A nightmare seemed to weigh upon the palace and its occupants; for in addition to grief for their beloved prince, which saddened many a heart, the dread of death and the desert wind paralyzed alike the energy of mind and body.
Here in the immediate vicinity of the throne where, in former days, all eyes had sparkled with hope, ambition, gratitude, fear, loyalty, or hate, Hosea now encountered only drooping heads and downcast looks.
Bai, the second prophet of Amon, alone seemed untouched alike by sorrow, anxiety, or the enervating atmosphere of the day; he greeted the warrior in the ante-room as vigorously and cheerily as ever, and assured him— though in the lowest whisper—that no one thought of holding him responsible for the misdeeds of his people.
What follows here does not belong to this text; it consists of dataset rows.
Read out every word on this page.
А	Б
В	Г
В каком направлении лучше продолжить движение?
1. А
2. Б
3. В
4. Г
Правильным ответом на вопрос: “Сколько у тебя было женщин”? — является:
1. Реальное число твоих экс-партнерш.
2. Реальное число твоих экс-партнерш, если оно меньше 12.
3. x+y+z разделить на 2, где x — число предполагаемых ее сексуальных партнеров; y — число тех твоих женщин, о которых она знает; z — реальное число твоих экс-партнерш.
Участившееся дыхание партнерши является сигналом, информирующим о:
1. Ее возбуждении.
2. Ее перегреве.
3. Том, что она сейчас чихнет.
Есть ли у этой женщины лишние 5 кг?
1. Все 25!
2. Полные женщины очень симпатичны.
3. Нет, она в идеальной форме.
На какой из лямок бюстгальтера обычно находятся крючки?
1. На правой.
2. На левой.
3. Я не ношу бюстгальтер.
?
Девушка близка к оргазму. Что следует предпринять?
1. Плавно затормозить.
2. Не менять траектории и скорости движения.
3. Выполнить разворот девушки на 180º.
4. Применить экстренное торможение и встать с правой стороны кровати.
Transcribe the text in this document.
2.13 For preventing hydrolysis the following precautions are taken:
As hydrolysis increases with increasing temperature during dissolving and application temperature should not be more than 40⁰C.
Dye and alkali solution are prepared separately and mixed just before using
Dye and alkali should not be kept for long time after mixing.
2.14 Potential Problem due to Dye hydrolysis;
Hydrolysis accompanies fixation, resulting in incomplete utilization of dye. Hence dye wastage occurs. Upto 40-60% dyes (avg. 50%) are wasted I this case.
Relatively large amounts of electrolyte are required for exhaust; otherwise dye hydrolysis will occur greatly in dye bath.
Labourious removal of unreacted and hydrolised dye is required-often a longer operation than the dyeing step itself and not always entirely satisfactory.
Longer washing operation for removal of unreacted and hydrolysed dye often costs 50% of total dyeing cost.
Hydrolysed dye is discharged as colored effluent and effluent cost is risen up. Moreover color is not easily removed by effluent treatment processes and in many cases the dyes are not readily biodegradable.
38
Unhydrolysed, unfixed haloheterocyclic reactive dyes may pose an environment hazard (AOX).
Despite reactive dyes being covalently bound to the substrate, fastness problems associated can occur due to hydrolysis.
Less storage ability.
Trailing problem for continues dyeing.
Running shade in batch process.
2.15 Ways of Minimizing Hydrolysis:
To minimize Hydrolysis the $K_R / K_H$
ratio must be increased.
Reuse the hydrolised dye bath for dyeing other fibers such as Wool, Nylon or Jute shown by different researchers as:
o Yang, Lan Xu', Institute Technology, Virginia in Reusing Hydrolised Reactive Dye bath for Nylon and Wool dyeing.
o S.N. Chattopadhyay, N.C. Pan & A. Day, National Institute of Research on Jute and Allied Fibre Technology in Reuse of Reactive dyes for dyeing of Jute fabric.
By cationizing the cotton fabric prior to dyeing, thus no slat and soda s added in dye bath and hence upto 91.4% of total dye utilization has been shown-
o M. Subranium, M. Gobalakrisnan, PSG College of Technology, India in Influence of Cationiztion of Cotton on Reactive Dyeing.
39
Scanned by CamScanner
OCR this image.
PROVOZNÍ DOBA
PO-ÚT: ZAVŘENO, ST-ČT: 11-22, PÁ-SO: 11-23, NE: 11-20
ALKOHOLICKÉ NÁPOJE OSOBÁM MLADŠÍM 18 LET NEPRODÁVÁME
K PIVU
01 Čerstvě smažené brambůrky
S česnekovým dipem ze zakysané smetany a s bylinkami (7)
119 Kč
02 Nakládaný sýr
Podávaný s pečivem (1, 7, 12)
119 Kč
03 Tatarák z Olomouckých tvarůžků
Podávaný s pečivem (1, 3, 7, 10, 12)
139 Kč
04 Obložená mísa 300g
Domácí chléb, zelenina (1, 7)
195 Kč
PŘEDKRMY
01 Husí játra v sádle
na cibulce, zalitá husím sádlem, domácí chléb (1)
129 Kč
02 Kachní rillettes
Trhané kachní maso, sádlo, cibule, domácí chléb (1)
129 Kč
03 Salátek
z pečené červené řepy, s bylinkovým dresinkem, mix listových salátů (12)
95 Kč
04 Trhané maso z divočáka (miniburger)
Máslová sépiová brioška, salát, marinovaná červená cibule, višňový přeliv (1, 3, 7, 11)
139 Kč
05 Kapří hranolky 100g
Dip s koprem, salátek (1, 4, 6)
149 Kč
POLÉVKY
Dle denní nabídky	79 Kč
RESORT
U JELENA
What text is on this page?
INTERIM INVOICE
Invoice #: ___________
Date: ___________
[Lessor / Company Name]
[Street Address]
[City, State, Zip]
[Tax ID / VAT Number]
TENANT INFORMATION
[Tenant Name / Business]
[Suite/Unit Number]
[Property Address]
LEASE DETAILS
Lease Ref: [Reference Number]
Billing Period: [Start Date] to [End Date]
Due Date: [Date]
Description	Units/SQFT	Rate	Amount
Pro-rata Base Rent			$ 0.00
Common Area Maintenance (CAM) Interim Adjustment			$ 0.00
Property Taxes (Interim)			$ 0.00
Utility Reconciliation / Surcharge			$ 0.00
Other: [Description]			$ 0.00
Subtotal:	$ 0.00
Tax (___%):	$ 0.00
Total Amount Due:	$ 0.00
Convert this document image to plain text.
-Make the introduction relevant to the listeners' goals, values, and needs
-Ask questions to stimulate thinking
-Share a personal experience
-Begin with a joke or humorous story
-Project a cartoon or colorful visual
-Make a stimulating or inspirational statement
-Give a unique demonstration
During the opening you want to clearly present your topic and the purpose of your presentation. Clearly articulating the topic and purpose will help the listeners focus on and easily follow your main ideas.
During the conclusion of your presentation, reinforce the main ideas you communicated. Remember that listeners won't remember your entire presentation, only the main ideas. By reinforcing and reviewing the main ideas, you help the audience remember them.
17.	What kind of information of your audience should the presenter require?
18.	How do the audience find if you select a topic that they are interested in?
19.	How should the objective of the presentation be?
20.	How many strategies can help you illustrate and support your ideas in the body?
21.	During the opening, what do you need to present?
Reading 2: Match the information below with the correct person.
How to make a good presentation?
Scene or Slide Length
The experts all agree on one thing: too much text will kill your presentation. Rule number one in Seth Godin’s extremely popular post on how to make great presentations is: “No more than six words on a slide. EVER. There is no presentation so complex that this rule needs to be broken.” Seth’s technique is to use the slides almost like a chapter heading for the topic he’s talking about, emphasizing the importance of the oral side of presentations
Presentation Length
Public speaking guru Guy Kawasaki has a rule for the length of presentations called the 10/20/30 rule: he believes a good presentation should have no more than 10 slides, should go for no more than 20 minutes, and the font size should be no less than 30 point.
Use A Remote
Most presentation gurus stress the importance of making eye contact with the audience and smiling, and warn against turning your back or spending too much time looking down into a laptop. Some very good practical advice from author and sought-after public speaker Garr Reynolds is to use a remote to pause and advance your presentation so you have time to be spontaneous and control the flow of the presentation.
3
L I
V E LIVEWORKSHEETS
But when Hosea volunteered the acknowledgment that, at the moment of his summons to the king, he had been in the act of going to the commander-in-chief to beg a release from military service, the priest interrupted him to remind him of the debt of gratitude he, Bai, owed to him as the preserver of his life. Then he added that he would make every effort in his power to keep him in the army and show that the Egyptians—even against Pharaoh’s will, or which he would speak farther with him privately—knew how to honor genuine merit without distinction of person or birth.
The Hebrew had little time to repeat his resolve; the head chamberlain interrupted them to lead Hosea into the presence of the “good god.”
The sovereign awaited Hosea in the smaller audience-room adjoining the royal apartments.
It was a stately chamber, and to-day looked more spacious than when, as of yore, it was filled with obsequious throngs. Only a few courtiers and priests, with some of the queen’s ladies-in-waiting, all clad in deep mourning, stood in groups near the throne. Opposite to Pharaoh, squatting in a circle on the floor, were the king’s councillors and interpreters, each adorned with an ostrich plume.